L'hôtel avait alors et a encore aujourd'hui, pour principal attrait, sa situation en face de l'avenue Marigny, qui lui sert, en quelque sorte d'avenue, et qui permet à ses habitants de gagner en droite ligne les Champs-Elysées; mais il était fort effacé avant la Révolution, par la splendeur des hôtels voisins, celui du financier Beaujon, entre autres, qui renfermait de splendides collections d'objets d'art.
Il faudrait pouvoir consulter les minutes des notaires pour suivre exactement et sans interruption les mutations dont l'hôtel de Beauvau fut l'objet. Acquis par un membre de cette noble famille, originaire de Lorraine, il en prit le nom et le donna à la place semi-circulaire dont il est précédé. Les Beauvau étaient, du reste, parfaitement dignes de cet honneur. Avant de briller à la petite cour de Nancy et de Lunéville, un Beauvau, prince de Craon, avait combattu vaillamment à Fontenoy. Les Beauvau étaient, d'ailleurs, alliés aux Boufflers, et à la haute aristocratie française pouvait les accueillir sans déroger.
Aliéné sans doute comme bien national, à l'époque de l'émigration, l'hôtel fut affecté, en tout ou en partie, à la municipalité du premier arrondissement de Paris.

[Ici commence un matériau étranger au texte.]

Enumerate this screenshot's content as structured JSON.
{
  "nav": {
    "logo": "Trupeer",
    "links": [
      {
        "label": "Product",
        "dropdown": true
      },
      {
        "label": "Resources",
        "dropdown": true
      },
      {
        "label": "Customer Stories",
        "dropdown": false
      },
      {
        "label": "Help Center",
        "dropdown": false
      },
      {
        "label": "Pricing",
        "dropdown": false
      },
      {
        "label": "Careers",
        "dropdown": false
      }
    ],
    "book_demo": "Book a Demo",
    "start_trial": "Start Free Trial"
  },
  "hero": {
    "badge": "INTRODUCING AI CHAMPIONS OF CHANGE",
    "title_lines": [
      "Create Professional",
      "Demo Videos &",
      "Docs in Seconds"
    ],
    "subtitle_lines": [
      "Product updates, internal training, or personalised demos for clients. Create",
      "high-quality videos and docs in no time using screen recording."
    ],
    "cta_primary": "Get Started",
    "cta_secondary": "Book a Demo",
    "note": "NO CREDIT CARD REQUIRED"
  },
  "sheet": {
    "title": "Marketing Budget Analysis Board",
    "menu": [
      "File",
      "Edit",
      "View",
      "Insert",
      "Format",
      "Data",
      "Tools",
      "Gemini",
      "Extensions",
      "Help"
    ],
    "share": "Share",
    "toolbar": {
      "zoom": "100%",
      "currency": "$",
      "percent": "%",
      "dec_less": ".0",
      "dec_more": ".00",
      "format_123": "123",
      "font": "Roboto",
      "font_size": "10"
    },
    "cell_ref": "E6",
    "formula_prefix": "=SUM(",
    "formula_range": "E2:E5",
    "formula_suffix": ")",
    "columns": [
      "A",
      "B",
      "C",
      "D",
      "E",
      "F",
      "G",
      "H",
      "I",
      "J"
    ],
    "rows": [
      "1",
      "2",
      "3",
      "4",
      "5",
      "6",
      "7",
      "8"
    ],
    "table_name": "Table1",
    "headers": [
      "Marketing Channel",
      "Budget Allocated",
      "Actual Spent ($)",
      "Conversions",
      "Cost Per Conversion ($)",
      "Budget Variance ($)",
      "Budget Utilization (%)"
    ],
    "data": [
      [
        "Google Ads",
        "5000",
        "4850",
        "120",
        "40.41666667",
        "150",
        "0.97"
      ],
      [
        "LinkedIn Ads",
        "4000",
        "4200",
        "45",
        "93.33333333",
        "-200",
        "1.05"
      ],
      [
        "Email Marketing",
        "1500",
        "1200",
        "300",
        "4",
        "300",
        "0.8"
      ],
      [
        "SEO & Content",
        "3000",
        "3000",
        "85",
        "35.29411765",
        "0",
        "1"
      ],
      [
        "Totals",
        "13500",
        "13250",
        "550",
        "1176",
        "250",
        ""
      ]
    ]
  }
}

On le trouve indiqué officiellement, en l'an IX, avec cette destination. Ce qui paraît certain, c'est que les bureaux de la mairie n'occupaient pas intégralement les dépendances de l'hôtel, puisque le poëte Saint-Lambert, ancien officier du roi de Pologne, y mourut le 9 février 1803.
L'auteur des Saisons y avait sans doute conservé l'appartement que lui avait offert le prince de Beauvau, protecteur de son talent, et la Révolution l'y avait heureusement oublié, elle qui moissonna dans leur fleur ses deux jeunes confrères en littérature, Boucher et André Chênier. Ami de Voltaire et de Mme du Châtelet, amant de la marquise d'Houdetot, protégé par Mmes Geoffroy, d'Epinay, de Boufflers, poussé dans le monde des lettres par Duclos, Grimm, d'Holbach et Marmontel, Saint-Lambert, qui passait l'été aux Eaux-Bonnes et l'hiver à Paris, est l'hôte le plus illustre de l'hôtel Beauvau, soit dit sans mésestime pour les ministres qui s'y sont succédé depuis 1857.
L'architecte Le Camus de Mézières a pu en faire une résidence agréable, mais il n'en a point assuré la durée, puisque d'importants travaux de réparation y ont été jugés nécessaires. L'hôtel Beauvau a tout juste un siècle. C'est l'un des cadets du noble faubourg Saint-Honoré, lequel est lui-même le cadet de l'aristocratique faubourg Saint-Germain.
L. M. Tisserand
La Mosaïque, Revue pittoresque de tous les temps et de tous les pays, 1878.